Photographs

The author in Gardez, Afghanistan, walking with survivors of a deadly US night raid conducted in February 2010. Two pregnant women were killed, along with an Afghan police commander and several others.
Afghan police commander Mohammed Daoud Sharabuddin (fourth from the left) standing with American soldiers. Daoud was killed by US Special Operations Forces in a night raid based on faulty intelligence. He had long fought the Taliban and had been trained by the US.
Admiral William McRaven, then JSOC commander, visited Gardez, Afghanistan, in March 2010, a month after a botched US night raid.
Hajji Sharabuddin, whose family members were killed in the night raid in Gardez, holds a picture of his two sons who died in the raid. “I don’t accept their apology,” he said. “Americans not only destroyed my house, they destroyed my family.”
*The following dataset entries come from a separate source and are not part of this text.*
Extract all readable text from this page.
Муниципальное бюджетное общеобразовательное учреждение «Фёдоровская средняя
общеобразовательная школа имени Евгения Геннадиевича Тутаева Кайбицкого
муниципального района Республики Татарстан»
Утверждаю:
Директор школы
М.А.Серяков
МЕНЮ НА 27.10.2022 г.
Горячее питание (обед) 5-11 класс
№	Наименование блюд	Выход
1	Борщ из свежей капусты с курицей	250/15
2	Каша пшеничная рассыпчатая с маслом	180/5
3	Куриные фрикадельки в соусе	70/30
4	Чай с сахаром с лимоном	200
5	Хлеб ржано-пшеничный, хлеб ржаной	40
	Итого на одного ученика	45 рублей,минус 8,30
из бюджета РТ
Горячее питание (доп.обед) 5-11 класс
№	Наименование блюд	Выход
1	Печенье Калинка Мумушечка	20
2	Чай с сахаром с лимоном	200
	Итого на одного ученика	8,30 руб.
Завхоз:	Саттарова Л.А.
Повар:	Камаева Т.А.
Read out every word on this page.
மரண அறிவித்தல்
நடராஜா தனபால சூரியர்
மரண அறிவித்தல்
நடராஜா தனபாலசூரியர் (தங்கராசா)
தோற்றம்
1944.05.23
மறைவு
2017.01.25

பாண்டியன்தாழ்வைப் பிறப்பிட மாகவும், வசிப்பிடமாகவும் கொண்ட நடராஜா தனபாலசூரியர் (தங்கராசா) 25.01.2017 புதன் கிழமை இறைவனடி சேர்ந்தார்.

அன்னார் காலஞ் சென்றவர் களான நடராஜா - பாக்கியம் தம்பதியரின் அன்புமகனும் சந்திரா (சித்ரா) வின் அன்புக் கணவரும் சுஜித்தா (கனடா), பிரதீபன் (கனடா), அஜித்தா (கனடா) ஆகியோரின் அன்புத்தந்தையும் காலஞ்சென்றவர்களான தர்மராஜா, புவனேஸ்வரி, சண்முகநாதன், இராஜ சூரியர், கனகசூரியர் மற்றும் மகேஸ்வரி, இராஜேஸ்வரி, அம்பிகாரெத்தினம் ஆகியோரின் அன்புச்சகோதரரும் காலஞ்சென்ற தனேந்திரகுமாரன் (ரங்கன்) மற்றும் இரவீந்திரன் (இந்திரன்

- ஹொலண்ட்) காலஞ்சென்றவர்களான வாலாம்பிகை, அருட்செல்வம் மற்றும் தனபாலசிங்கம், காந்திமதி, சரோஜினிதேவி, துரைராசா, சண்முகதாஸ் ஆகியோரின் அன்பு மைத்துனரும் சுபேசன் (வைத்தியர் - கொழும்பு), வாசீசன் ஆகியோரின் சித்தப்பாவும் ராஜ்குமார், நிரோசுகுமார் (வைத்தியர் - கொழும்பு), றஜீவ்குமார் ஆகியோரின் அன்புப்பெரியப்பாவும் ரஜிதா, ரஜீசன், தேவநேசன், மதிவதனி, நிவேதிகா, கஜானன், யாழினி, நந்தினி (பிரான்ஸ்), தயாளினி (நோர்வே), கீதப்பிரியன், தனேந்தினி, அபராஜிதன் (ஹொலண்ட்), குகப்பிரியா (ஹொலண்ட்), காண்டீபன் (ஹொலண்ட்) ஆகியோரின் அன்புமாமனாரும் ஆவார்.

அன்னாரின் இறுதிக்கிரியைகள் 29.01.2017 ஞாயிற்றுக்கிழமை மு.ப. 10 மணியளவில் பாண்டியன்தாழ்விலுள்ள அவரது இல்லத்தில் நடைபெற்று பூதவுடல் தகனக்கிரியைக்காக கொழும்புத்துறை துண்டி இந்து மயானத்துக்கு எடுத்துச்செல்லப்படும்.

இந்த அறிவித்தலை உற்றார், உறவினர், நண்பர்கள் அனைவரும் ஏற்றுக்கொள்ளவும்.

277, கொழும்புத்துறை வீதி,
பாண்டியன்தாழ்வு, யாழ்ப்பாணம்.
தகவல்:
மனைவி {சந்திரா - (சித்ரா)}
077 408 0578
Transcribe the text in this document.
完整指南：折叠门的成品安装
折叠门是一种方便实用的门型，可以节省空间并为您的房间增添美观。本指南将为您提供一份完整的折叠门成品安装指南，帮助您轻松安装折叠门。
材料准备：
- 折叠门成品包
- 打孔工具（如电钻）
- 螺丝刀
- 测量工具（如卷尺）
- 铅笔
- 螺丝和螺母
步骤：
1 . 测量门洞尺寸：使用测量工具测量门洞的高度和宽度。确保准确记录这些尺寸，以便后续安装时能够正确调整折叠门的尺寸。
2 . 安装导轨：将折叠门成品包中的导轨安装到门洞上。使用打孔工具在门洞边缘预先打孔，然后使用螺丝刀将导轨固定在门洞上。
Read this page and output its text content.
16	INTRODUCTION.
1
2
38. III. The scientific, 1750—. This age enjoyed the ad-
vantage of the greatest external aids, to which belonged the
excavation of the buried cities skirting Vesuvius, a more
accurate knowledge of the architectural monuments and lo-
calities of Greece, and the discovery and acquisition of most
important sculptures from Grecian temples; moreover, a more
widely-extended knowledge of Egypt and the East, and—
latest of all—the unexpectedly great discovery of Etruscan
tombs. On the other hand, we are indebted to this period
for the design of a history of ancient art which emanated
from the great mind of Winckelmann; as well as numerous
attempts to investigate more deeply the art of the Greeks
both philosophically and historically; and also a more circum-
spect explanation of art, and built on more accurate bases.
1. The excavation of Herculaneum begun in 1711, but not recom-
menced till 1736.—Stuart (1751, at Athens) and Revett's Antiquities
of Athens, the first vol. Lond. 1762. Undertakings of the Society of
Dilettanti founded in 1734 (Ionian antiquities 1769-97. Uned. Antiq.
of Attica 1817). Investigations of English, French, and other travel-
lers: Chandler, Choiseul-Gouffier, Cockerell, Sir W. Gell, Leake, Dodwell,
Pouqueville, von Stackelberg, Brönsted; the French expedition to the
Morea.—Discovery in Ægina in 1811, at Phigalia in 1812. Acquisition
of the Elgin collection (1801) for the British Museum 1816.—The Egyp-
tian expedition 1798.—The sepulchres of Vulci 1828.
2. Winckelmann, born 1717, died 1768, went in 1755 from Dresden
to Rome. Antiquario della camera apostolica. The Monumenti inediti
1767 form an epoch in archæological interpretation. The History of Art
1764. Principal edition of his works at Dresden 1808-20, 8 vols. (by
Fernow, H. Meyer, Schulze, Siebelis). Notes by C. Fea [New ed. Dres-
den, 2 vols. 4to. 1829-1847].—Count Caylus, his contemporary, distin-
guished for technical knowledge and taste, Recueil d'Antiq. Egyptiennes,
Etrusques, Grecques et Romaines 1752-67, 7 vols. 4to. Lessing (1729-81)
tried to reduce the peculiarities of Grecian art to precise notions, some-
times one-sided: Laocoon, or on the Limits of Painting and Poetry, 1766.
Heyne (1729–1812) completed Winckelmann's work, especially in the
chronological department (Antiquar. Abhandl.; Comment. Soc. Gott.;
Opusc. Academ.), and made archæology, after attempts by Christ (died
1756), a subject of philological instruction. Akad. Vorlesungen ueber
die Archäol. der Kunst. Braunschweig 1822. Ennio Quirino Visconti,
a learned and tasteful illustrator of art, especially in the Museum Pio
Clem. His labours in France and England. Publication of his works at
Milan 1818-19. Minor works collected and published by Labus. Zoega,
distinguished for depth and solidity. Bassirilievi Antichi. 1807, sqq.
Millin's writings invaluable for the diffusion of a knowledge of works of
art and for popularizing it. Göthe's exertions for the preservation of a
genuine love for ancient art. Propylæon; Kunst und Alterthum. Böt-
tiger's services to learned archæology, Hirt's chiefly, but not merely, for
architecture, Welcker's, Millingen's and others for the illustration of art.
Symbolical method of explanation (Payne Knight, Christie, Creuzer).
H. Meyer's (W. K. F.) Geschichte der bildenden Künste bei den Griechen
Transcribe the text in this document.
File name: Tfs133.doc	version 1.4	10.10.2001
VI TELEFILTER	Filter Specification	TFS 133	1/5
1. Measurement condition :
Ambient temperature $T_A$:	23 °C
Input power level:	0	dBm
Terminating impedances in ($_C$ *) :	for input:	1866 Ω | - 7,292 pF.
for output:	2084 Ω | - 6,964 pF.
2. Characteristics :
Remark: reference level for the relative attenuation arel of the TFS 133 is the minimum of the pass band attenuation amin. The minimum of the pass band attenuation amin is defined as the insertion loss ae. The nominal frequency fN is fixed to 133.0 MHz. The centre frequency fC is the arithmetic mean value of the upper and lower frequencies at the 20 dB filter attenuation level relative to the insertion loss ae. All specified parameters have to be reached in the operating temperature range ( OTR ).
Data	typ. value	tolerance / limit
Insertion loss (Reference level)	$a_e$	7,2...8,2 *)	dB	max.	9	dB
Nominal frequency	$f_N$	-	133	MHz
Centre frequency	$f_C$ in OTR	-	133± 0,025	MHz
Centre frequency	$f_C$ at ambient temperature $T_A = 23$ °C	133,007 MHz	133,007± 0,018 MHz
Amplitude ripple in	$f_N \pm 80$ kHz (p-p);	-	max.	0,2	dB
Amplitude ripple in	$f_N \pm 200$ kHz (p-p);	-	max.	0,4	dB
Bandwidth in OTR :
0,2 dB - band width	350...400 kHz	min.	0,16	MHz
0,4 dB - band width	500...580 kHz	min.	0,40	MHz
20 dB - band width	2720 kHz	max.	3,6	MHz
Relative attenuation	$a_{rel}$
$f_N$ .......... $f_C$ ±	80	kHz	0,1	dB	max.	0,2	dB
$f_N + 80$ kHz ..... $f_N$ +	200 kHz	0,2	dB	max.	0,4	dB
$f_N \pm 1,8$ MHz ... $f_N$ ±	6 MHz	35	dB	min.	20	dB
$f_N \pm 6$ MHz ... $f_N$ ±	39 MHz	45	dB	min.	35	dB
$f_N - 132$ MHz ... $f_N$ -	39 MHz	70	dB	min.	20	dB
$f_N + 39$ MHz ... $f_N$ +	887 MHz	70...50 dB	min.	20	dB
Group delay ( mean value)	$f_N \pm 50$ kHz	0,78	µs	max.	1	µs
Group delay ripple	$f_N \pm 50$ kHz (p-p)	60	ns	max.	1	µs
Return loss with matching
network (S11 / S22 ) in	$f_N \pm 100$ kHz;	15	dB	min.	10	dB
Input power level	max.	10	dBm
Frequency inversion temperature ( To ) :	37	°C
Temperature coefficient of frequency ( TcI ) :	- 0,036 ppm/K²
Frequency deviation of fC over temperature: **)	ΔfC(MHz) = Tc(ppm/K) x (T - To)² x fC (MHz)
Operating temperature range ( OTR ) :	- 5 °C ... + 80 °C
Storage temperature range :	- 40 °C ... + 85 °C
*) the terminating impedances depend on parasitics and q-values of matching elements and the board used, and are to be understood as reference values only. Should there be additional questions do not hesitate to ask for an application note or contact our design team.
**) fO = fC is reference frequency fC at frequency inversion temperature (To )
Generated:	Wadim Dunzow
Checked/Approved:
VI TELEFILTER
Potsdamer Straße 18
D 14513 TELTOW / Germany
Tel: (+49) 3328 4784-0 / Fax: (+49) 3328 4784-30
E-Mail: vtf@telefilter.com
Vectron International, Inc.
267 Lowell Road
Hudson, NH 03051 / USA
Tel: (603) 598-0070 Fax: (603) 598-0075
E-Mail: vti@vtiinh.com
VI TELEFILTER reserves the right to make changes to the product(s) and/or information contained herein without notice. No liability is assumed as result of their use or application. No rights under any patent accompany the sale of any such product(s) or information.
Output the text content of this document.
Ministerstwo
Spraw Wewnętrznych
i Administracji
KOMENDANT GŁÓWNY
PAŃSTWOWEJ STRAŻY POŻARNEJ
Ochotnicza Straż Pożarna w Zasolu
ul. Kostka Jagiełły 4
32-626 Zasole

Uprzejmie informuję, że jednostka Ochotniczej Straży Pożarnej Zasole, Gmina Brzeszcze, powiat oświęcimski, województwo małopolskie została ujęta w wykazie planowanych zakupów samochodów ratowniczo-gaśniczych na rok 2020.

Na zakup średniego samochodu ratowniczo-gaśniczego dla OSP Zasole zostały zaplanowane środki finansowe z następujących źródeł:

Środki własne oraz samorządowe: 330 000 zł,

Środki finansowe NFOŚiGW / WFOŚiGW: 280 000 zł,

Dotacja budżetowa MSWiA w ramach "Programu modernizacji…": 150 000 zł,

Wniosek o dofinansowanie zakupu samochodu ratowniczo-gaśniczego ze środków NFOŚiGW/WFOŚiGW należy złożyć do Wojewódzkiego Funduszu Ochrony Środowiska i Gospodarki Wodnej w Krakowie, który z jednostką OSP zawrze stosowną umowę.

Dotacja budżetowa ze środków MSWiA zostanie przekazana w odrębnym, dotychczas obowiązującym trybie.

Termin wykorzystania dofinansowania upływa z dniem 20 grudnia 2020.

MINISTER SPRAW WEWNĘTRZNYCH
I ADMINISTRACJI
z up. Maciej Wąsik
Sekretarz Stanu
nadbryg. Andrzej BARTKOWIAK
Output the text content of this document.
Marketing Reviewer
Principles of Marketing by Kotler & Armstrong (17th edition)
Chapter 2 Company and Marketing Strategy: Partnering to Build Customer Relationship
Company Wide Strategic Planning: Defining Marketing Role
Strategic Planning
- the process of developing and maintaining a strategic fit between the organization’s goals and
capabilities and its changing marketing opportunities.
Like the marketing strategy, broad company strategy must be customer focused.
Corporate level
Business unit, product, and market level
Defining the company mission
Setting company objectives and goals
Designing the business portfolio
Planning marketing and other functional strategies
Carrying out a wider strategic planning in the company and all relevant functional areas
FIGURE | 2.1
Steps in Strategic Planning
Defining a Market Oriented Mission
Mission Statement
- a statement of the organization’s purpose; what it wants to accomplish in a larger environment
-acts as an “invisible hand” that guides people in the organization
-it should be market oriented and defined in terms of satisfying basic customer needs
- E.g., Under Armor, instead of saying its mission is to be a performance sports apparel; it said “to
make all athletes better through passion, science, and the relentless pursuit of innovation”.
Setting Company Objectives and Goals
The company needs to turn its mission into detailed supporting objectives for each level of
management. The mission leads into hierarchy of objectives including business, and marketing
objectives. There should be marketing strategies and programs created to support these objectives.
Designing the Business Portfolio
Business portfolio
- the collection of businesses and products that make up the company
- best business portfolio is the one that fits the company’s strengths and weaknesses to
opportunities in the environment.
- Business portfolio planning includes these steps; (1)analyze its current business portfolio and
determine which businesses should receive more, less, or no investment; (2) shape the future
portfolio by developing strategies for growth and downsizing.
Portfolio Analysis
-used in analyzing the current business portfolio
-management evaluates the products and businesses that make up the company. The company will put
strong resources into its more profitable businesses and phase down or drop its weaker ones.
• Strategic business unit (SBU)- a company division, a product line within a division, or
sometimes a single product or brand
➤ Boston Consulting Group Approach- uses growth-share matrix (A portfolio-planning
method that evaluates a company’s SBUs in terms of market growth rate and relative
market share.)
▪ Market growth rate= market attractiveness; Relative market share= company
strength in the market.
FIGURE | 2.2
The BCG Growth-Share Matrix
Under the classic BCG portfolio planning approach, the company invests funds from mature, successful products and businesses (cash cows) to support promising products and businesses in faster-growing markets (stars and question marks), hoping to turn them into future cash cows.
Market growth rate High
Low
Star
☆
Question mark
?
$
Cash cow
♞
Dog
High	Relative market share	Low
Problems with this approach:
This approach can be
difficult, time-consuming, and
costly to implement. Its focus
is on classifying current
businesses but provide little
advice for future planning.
Afghan forces who accompanied McRaven offered to sacrifice a sheep to ask for forgiveness for the deaths caused by the night raid.
Mohamed Afrah Qanyare was one of the first Somali warlords contracted by the CIA after 9/11 to hunt down people on the US kill list. “America knows war,” he said. “They are war masters.”
The Mogadishu Cathedral, built in 1928 when Somalia was under Italian colonial rule, now lies in ruins. Since 2002, US-backed warlords have battled Islamic militias for control of Somalia.
Somali warlord Yusuf Mohammed Siad, known as “Indha Adde” (White Eyes), controls large sections of Mogadishu. Once an ally of al Qaeda, he now fights on the US side against al Shabab. “If we capture a foreigner, we execute them so that others will see we have no mercy,” he said.
The author on the front lines near Mogadishu’s Bakaara market in June 2011.
Dr. Nasser Awlaki at his home in Sana’a, Yemen. After his son, US citizen Anwar Awlaki, was put on the kill list, he filed a lawsuit in an effort to save his son’s life. He wrote a personal letter to President Obama asking him to “reconsider your order to kill… my son.”
Nasser Awlaki holding his first son, Anwar, who was born in New Mexico in 1971. Anwar “was an all-American boy,” he said.
In 2001, Anwar Awlaki was the imam at a large mosque in Virginia. After 9/11, Awlaki was interviewed frequently by US media outlets and offered commentary on the experience of American Muslims. He was frequently described as a moderate voice. Awlaki said the 9/11 attackers had “perverted their religion.”
In early 2010, Awlaki was identified as being on the US kill list. His sermons had become increasingly radical, and he embraced the very identity he once professed to oppose. “I eventually came to the conclusion that Jihad against America is binding upon myself just as it is binding on every other able Muslim,” Awlaki declared. Awlaki became the first known US citizen to be targeted for assassination by his own government.
CIA contractor Raymond Davis shot two Pakistanis in Lahore in 2011. He was arrested by Pakistani authorities but eventually freed after the victims’ families were forced to accept a payment of “blood money.” Many Pakistanis rallied, calling for him to be executed.
Admiral William McRaven, who led the operation that killed Osama bin Laden, with President Barack Obama at Fort Campbell in Kentucky days after the raid in Abbottabad, Pakistan. Since 2001, McRaven has been one of the key US officials running the targeted killing program.
Part of the US missile that hit the Yemeni village of al Majalah on December 17, 2009. In all, more than forty people were killed, including fourteen women and twenty-one children. The Yemeni government took responsibility for the strike, alleging it was a successful attack on an al Qaeda training camp.
Muqbal, a tribal leader from al Majalah, Yemen. “If they kill innocent children and call them al Qaeda, then we are all al Qaeda,” he said. “If children are terrorists, then we are all terrorists.”
Yemeni journalist Abdulelah Haider Shaye was imprisoned soon after he exposed the US cruise missile attack on al Majalah and interviewed Anwar Awlaki. After the Yemeni president decided to pardon him, President Obama personally intervened and the pardon was rescinded.
Posters demanding Shaye’s release were hung throughout Sana’a. His trial was roundly condemned as a sham by human rights and media freedom groups.
Then-JSOC commander Admiral William McRaven with Yemeni president Ali Abdullah Saleh in Sana’a in October 2009.
Abdulrahman Awlaki’s birth certificate, showing he was born in Denver, Colorado, in 1995. Anwar Awlaki’s eldest son, he lived with his grandparents after his father went underground in 2009.
Abdulrahman Awlaki, a sixteen-year-old US citizen, was killed in a US drone strike on October 14, 2011. His father had been assassinated two weeks earlier. Abdulrahman was eating dinner with his teenage cousin and some friends when he was killed. The US government has never explained his death.
A young girl who survived the December 2009 US missile strike in al Majalah, Yemen.
A young girl at an anti-Saleh protest before Friday prayers in Sana’a.